The Chairman of MOMAN, Mr. Tunji Oyebanji, told THISDAY that clause 3(2) of the PPPRA statement, which stated that “the agency shall monitor market trends and advise the NNPC and oil marketing companies on the monthly guiding market-based price,” contradicted all principles of market forces.

Oyebanji added that the marketers were surprised by the sudden decision and pronouncement, stating that as operators, they ought to have been carried along to enable them to make some inputs, as being done in other sectors.

He said: “There is contradiction in that thing (document). For me, I’m a bit confused. You see, if this was banking, financial institutions, CBN would call all the bank MDs; they would do their bankers’ meeting and at the end of it there would be a communiqué and all that.
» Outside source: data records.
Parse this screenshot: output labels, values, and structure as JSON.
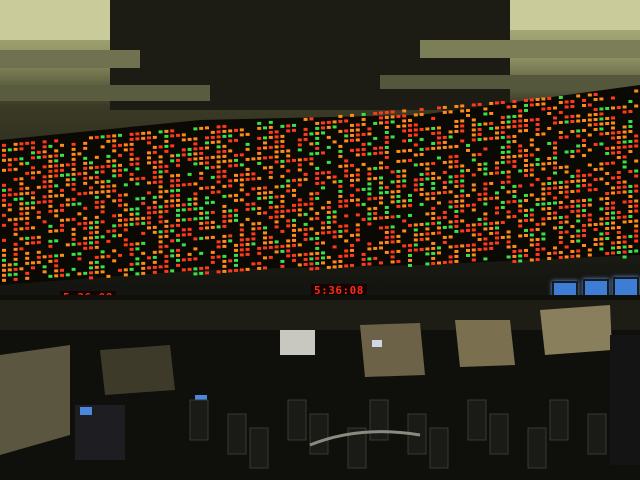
{
  "scene": {
    "description_colors": {
      "ceiling": "#b9bc8a",
      "board_bg": "#0b0904",
      "ticker_red": "#ff3a1c",
      "ticker_orange": "#ff8a1a",
      "ticker_green": "#39e04a",
      "monitor_blue": "#3d7dd6"
    }
  },
  "clocks": {
    "left": "5:36:08",
    "right": "5:36:08"
  }
}
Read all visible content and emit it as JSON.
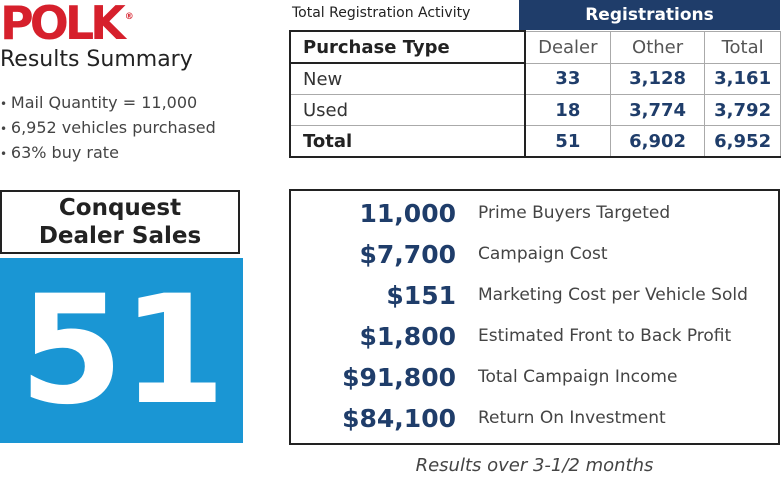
{
  "logo": {
    "text": "POLK",
    "registered_mark": "®"
  },
  "summary": {
    "title": "Results Summary",
    "bullets": [
      "Mail Quantity = 11,000",
      "6,952 vehicles purchased",
      "63% buy rate"
    ]
  },
  "table": {
    "caption": "Total Registration Activity",
    "group_header": "Registrations",
    "columns": [
      "Purchase Type",
      "Dealer",
      "Other",
      "Total"
    ],
    "rows": [
      {
        "label": "New",
        "dealer": "33",
        "other": "3,128",
        "total": "3,161"
      },
      {
        "label": "Used",
        "dealer": "18",
        "other": "3,774",
        "total": "3,792"
      },
      {
        "label": "Total",
        "dealer": "51",
        "other": "6,902",
        "total": "6,952"
      }
    ]
  },
  "conquest": {
    "line1": "Conquest",
    "line2": "Dealer Sales",
    "value": "51"
  },
  "metrics": [
    {
      "value": "11,000",
      "label": "Prime Buyers Targeted"
    },
    {
      "value": "$7,700",
      "label": "Campaign Cost"
    },
    {
      "value": "$151",
      "label": "Marketing Cost per Vehicle Sold"
    },
    {
      "value": "$1,800",
      "label": "Estimated Front to Back Profit"
    },
    {
      "value": "$91,800",
      "label": "Total Campaign Income"
    },
    {
      "value": "$84,100",
      "label": "Return On Investment"
    }
  ],
  "footnote": "Results over 3-1/2 months",
  "colors": {
    "brand_red": "#d6202c",
    "navy": "#1f3d6a",
    "accent_blue": "#1a96d4"
  }
}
Now you have all these operators, just as you woke up to see this pronouncement, that’s how we woke up to see it.

“So, I think it was a reaction to all these noise we have been making and in order to quench that fire, that’s why this thing came up. It looks contradictory to me. You can’t say you have fully deregulated and that market forces will prevail and at the same time you say you are the one who will advise on monthly petrol price. And the thing says ‘you shall’, which means if you don’t do it you are in trouble.

So, what are we talking about?”

He also wondered if the backdating of the policy to March would mean that marketers’ losses from March till date, as a result of the reduction of the former petrol pump price from N145 to the current price of N121.50, would be refunded to them.

Allaying fears that marketers might take advantage of the masses when the market was fully deregulated and market forces allowed to determine petrol price, Oyebanji urged the federal government to set up an agency to monitor prices to guard against malpractices.

“They will be there as monitor just like NCC and CBN do to telecom companies and banks respectively, and they penalise them whenever they notice malpractice by the operators. Likewise, that is what the monitoring agency will be doing. When they circulate the landing price of fuel and say it should be N100 but some people are charging N200, that is exorbitant.

“So, the monitoring agency will call the person and say, ‘come, this your price is too much, reduce it’.

If they tell them and they don’t listen, then they can bill them N500 million fine and with that nobody will do it again. That’s what it should be,” he stated.